Coordinate it with the Fayyad plan

Speculation about the Obama administration’s preparations to launch its own Israel-Arab peace plan began on April 7 with an op-ed article by David Ignatius in the Washington Post and a similar New York Times web-post by Helene Cooper. Both articles cited discussions led by National Security Advisor James Jones with a gallery of his predecessors in which President Barack Obama himself recently participated. Those discussions appear to have taken as their point of departure the well-founded assessment that US peace efforts thus far have gotten nowhere and that renewed Israeli-Palestinian negotiations, direct or indirect, are almost certain to fail.

Both articles were probably the result of calculated administration leaks destined to test the wind regarding the US peace plan idea.
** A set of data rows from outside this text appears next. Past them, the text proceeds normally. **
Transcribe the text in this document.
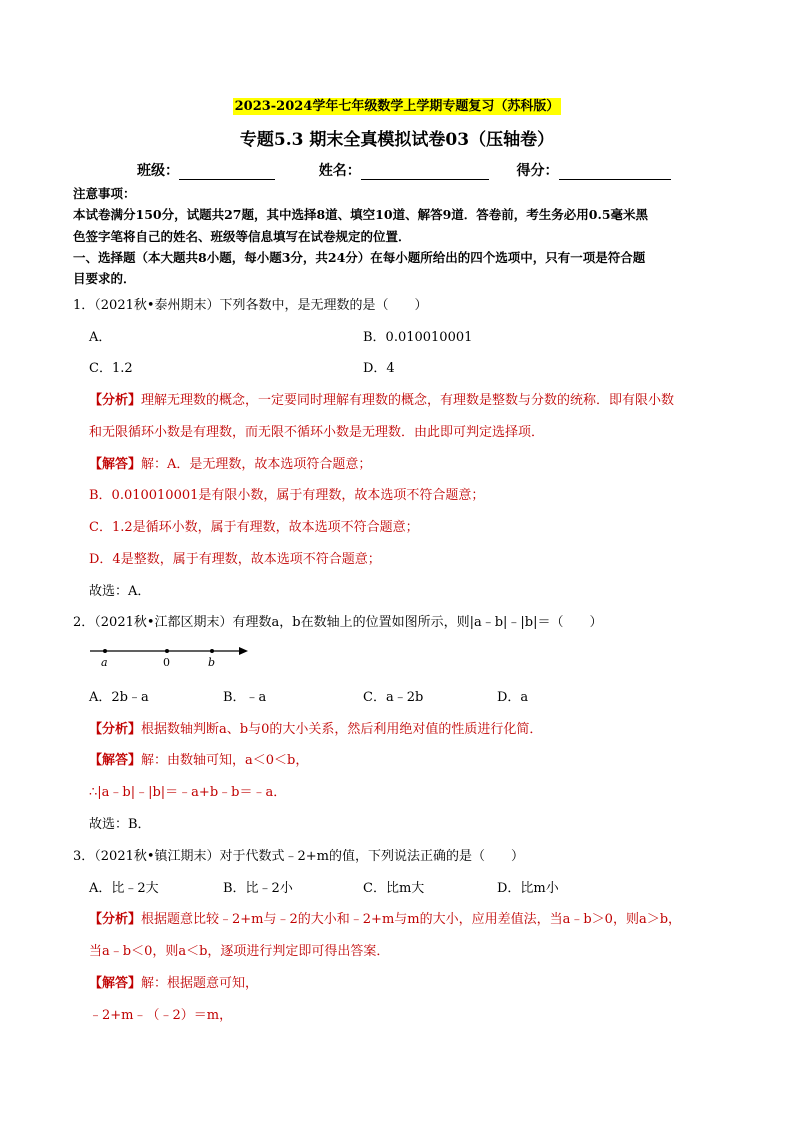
2023-2024学年七年级数学上学期专题复习（苏科版）
专题5.3 期末全真模拟试卷03（压轴卷）
班级：	姓名：	得分：
注意事项：
本试卷满分150分，试题共27题，其中选择8道、填空10道、解答9道．答卷前，考生务必用0.5毫米黑
色签字笔将自己的姓名、班级等信息填写在试卷规定的位置．
一、选择题（本大题共8小题，每小题3分，共24分）在每小题所给出的四个选项中，只有一项是符合题
目要求的．
1．（2021秋•泰州期末）下列各数中，是无理数的是（　　）
A．	B．0.010010001
C．1.2	D．4
【分析】理解无理数的概念，一定要同时理解有理数的概念，有理数是整数与分数的统称．即有限小数
和无限循环小数是有理数，而无限不循环小数是无理数．由此即可判定选择项．
【解答】解：A．是无理数，故本选项符合题意；
B．0.010010001是有限小数，属于有理数，故本选项不符合题意；
C．1.2是循环小数，属于有理数，故本选项不符合题意；
D．4是整数，属于有理数，故本选项不符合题意；
故选：A．
2．（2021秋•江都区期末）有理数a，b在数轴上的位置如图所示，则|a﹣b|﹣|b|＝（　　）
a	0	b
A．2b﹣a	B．﹣a	C．a﹣2b	D．a
【分析】根据数轴判断a、b与0的大小关系，然后利用绝对值的性质进行化简．
【解答】解：由数轴可知，a＜0＜b，
∴|a﹣b|﹣|b|＝﹣a+b﹣b＝﹣a．
故选：B．
3．（2021秋•镇江期末）对于代数式﹣2+m的值，下列说法正确的是（　　）
A．比﹣2大	B．比﹣2小	C．比m大	D．比m小
【分析】根据题意比较﹣2+m与﹣2的大小和﹣2+m与m的大小，应用差值法，当a﹣b＞0，则a＞b，
当a﹣b＜0，则a＜b，逐项进行判定即可得出答案．
【解答】解：根据题意可知，
﹣2+m﹣（﹣2）＝m，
And test they should, because jumping from the current stalemate to the idea of dropping an American peace plan on the parties is a dangerous presumption. This fallacy was perhaps best expressed in a confident quote from the Ignatius article: "’Everyone knows the basic outlines of a peace deal,’ said one of the senior officials, citing the agreement that was nearly reached at Camp David in 2000 and in subsequent negotiations."

In fact, no one knows the basic outlines of a peace deal concerning the refugee and Jerusalem Holy Basin issues. On these core or existential issues, Israelis and Palestinians remain as far apart as ever. The views expressed over the years on these issues by both Israeli PM Binyamin Netanyahu and Palestinian President Mahmoud Abbas are blatantly contradictory. Abortive final status negotiations undertaken on these issues in 2000 and 2008 merely highlighted the gaps. An attempt by an American plan to bridge these gaps would be artificial and would provoke angry rejection by both parties.

Further, an American peace plan, to be in any way effective, would have to encounter Israeli and Palestinian leaders strong enough politically not only to negotiate but to make deals. Neither Abbas nor Netanyahu meets this criterion.

Discussion of a last-resort American plan seemingly implies that all avenues for negotiated Middle East peace have been exhausted. In fact, this is not the case. Rather, the administration has wasted more than a year on a settlement freeze as a prelude to renewed (and almost certainly fruitless) Israel-PLO negotiations while ignoring or under-valuing parallel opportunities that could reinforce Israeli-Palestinian peace prospects. One of these is Israeli-Syrian negotiations. Another is the need to reassess failed strategies regarding Hamas in Gaza and look for better ways to stabilize the situation there–a sine qua non for Israeli-Palestinian peace. Then, too, there is the Fayyad plan for Palestinian state-building.

The Fayyad plan brings us full circle back to the question of a unilateral American diplomatic initiative. Clearly the Obama administration, like its predecessors, needs to be seen to be advancing Israeli-Palestinian peace, if only to maintain a degree of regional stability and advance US strategic agendas in AfPak, Iran and Iraq. This is the immediate political meaning of the recent Petraeus statement linking a failed Israeli-Palestinian peace process to American difficulties elsewhere in the region. And clearly, too, Israelis and Palestinians are not up to the task.

Palestinian Authority PM Salam Fayyad intends to complete his state-building initiative by August 2011 and present the international community with the fait accompli of a Palestinian state apparatus capable of delivering on security, law and order and economic development but devoid of control over sufficient territory to be viable. Assuming (a safe assumption under current circumstances) that Israeli-Palestinian peace talks have still made little or no progress, this will then–as it is today–be the only successful game in town. Note that a solution to the refugee and Holy Basin issues is not part of the Fayyad plan, which deals with the territorial and sovereignty questions.

If the Obama administration is going to take an initiative that has any chance of success, this would be the time and these would be the circumstances: sponsor UN Security Council recognition of this Palestinian achievement, anchor it in the 1967 borders (with appropriate land swaps) and invite Israel and the new Palestinian state, with the support of the Arab Peace Initiative, to negotiate the territorial modalities.

This notion of where the American contribution might lie is not divorced from current thinking in Washington. On April 15, Secretary of State Hillary Clinton told the S. Daniel Abraham Center for Middle East Peace that "the United States supports two tracks in the Middle East–negotiations between the parties aimed at reaching a two-state solution and also institution building that lays the necessary foundation for a future state." If Clinton can put the two tracks on a par, and in view of the obvious chasm separating Fayyad’s success thus far from the abject failure of Mitchell-Netanyahu-Abbas, then the Palestinian state-building project is where an American initiative should plan to focus.